I think there is another reason why women are referred to as the ‘fairer’ sex; their sense of justice. If I want to share imbalanced, humorous, taboo conversations I choose the company of my male friends; in a bar, restaurant or at the club, we guffaw and gibe with typical masculine vigour. We act as countless generations of men have acted when they sat down together to marinade in each others company. We like to think we’re funny, we possibly are. We are certainly capable of entertaining each other. But rarely are we fair.

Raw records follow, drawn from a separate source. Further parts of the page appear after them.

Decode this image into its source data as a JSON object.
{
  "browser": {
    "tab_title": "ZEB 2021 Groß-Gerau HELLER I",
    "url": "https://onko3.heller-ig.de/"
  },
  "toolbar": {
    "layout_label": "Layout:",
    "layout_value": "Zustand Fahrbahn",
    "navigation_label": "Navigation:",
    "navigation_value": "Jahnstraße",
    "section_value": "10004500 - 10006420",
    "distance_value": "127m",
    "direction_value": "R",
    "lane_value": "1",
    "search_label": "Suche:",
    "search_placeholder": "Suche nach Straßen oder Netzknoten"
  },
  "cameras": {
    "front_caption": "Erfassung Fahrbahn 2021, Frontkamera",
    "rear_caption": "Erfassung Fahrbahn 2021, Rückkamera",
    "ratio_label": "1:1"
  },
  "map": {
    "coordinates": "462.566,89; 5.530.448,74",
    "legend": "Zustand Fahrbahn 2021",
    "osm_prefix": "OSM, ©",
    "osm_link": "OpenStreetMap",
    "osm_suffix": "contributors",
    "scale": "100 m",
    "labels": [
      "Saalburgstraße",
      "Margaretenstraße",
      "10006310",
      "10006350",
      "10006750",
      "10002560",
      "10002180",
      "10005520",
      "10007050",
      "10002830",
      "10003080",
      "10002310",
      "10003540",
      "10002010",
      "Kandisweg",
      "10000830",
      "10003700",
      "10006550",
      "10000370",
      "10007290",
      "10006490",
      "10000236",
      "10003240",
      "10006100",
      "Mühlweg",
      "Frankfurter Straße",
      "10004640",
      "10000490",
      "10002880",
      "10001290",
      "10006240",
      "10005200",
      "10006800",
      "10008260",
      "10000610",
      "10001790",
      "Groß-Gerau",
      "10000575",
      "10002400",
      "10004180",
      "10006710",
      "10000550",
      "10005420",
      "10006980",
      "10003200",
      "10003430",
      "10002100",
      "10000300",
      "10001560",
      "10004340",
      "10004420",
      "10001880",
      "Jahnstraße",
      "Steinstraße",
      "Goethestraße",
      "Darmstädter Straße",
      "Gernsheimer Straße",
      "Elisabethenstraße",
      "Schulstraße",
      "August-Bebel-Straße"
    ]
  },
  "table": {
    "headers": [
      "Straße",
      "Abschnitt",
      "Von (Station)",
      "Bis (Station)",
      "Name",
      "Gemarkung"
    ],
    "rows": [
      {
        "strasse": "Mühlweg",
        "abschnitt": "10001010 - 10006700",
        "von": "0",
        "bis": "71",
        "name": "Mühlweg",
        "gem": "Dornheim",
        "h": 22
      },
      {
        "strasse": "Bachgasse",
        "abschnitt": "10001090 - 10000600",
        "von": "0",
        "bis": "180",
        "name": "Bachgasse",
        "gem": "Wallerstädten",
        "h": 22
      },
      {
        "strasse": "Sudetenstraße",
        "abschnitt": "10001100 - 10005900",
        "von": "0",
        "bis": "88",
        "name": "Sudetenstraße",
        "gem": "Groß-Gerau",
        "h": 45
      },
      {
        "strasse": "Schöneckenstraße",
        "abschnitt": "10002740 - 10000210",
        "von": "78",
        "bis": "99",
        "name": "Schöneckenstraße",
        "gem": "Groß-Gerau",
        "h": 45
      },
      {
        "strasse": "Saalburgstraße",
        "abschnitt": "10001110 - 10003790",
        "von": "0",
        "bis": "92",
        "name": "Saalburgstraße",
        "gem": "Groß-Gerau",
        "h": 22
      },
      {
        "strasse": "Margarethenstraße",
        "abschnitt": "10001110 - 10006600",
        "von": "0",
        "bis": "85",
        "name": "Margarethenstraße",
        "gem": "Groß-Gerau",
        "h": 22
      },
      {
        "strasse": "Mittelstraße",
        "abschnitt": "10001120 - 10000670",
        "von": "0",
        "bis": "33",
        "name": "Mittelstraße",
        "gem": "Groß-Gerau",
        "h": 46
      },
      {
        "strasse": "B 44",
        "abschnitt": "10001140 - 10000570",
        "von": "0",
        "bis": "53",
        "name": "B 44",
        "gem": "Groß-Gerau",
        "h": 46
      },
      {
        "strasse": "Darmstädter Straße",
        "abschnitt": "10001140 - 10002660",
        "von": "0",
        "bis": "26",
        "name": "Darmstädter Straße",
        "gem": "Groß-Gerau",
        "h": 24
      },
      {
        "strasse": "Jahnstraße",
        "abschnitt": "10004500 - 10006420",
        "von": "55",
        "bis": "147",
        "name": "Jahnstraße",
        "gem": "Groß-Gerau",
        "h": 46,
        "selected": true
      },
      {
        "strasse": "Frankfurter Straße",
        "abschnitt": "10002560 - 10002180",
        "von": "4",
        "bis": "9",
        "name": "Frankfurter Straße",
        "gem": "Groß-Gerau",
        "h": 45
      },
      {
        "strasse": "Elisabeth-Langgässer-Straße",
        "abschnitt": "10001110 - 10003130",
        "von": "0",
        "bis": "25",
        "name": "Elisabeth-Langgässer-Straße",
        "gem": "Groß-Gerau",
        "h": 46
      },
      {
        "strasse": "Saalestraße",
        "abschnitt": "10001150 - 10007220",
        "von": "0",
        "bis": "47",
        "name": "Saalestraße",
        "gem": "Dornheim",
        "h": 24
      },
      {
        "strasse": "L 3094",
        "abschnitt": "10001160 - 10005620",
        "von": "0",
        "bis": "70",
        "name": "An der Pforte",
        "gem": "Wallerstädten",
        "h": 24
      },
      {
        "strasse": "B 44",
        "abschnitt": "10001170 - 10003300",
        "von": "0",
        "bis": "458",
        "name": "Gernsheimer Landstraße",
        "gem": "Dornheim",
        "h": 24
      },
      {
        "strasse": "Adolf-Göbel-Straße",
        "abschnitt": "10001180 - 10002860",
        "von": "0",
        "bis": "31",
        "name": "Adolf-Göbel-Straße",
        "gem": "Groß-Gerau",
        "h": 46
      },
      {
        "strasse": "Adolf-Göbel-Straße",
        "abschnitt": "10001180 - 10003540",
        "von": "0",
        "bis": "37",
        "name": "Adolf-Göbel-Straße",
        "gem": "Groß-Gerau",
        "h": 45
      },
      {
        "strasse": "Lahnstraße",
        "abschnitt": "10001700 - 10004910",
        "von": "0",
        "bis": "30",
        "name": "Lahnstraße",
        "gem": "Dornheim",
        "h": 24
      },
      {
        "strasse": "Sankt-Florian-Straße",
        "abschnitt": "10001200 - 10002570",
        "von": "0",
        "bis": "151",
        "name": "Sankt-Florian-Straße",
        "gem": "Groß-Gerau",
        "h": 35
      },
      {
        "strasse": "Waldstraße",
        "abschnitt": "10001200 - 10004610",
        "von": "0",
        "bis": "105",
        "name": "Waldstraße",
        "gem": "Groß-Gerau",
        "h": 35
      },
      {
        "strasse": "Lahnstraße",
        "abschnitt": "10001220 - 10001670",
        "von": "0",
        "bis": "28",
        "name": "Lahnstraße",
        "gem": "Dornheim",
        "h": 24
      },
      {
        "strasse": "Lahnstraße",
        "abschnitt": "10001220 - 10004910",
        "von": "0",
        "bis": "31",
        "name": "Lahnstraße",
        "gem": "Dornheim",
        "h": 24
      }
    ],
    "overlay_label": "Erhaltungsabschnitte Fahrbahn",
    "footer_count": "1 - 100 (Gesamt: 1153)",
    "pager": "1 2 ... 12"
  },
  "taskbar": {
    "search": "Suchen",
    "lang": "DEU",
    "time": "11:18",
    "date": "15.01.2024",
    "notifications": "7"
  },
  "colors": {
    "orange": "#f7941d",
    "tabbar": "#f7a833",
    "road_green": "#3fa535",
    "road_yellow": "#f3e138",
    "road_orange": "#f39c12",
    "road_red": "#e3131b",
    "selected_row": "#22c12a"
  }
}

It’s no surprise that men have found new outlets for their bias and ‘I am always right’ rants. The peacock, strutting proudly into the virtual world, has a new arena in which to exhibit his plumage. Online style and style-critique forums are not only arenas of clothing analysis but parade-ground for men who wish to assert their masculinity. It is true that women can be vicious when it comes to ‘competing’ with each other but men are worse. The most poisonous arguments can develop about button choice, cuff length or lapel width – a fact which completely nullifies any claim men have to being ‘more rational’ than women – and resentment and envy are rife.

Whereas women obsess with what looks good, men – the strutting, proud peacocks – often try not to acknowledge ‘good’ in others but compete childishly on what is ‘correct.’ Excruciatingly sanctimonious, men quote from style scriptures and style clerics in the fashion of some odiously pious fundamentalist. I remarked to a friend recently that I am very much in favour of turn-ups, even in single-breasted suits and he agreed. However, there was a dark cloud in my thinking. Something in me told me that there would be ire of volcanic proportions awaiting such a proposition.

The ‘correct’ style for single-breasted suit trousers is non turn-up; the ‘correct’ style for double-breasted suit trousers is ‘turn-up.’ The apparently ‘correct’ style for odd trousers and jackets is ‘turn-up.’ Some are so close to adhering these codes that anything else, no matter how artistically complete and satisfying, is utterly laughable. If I were to choose turn-ups for all trousers, in some quarters this would make me a laughing stock. However, I have my reasons for liking this style, however hilarious it might be to the devout.

Firstly, turn-ups add structure to the bottom of the trouser which is perfect in pleated trousers as it ensures that the pleat is correctly represented all the way to the shoe. Secondly, turn-ups are a point of interest and detail in an otherwise boring item of clothing – buttons on jacket sleeves are generally useless but they have the same effect – and thirdly, if the trousers are cut correctly, turn up trousers look smarter than non-turned up trousers. This is perhaps why they are favoured in smarter suits such as the double-breasted, but it is confusing that, as a smarter and more unusual flourish on single-breasted suits, they should be so surprising.


  1. E said:

    Lastly, turn-ups can help to optically alter the length of the trousers, if desired. So if you’ve got long legs, turn-ups would make them look a little shorter.

    October 31, 2009
  2. Jake said:

    A very interesting post. I suppose I have a tendency to be overly concerned with what is ‘correct’, but I like to think that I can always back-up ‘correctness’ with an aesthetic justification.
    In the case of turn-ups on trousers, it *may* be that turn-ups can look overly fussy on the otherwise fairly clean lines of a single-breasted; but if you prefer them because of their extra formality, or because they make long legs look shorter, then who is to say that they are ‘incorrect’?

    I suppose the real point is that if someone were to find your turn-ups laughable, then they ought to be able to justify it with a stylistic reason better than “it’s not correct”.

    November 2, 2009
  3. Tom said:

    What do you feel about turn-ups on jeans?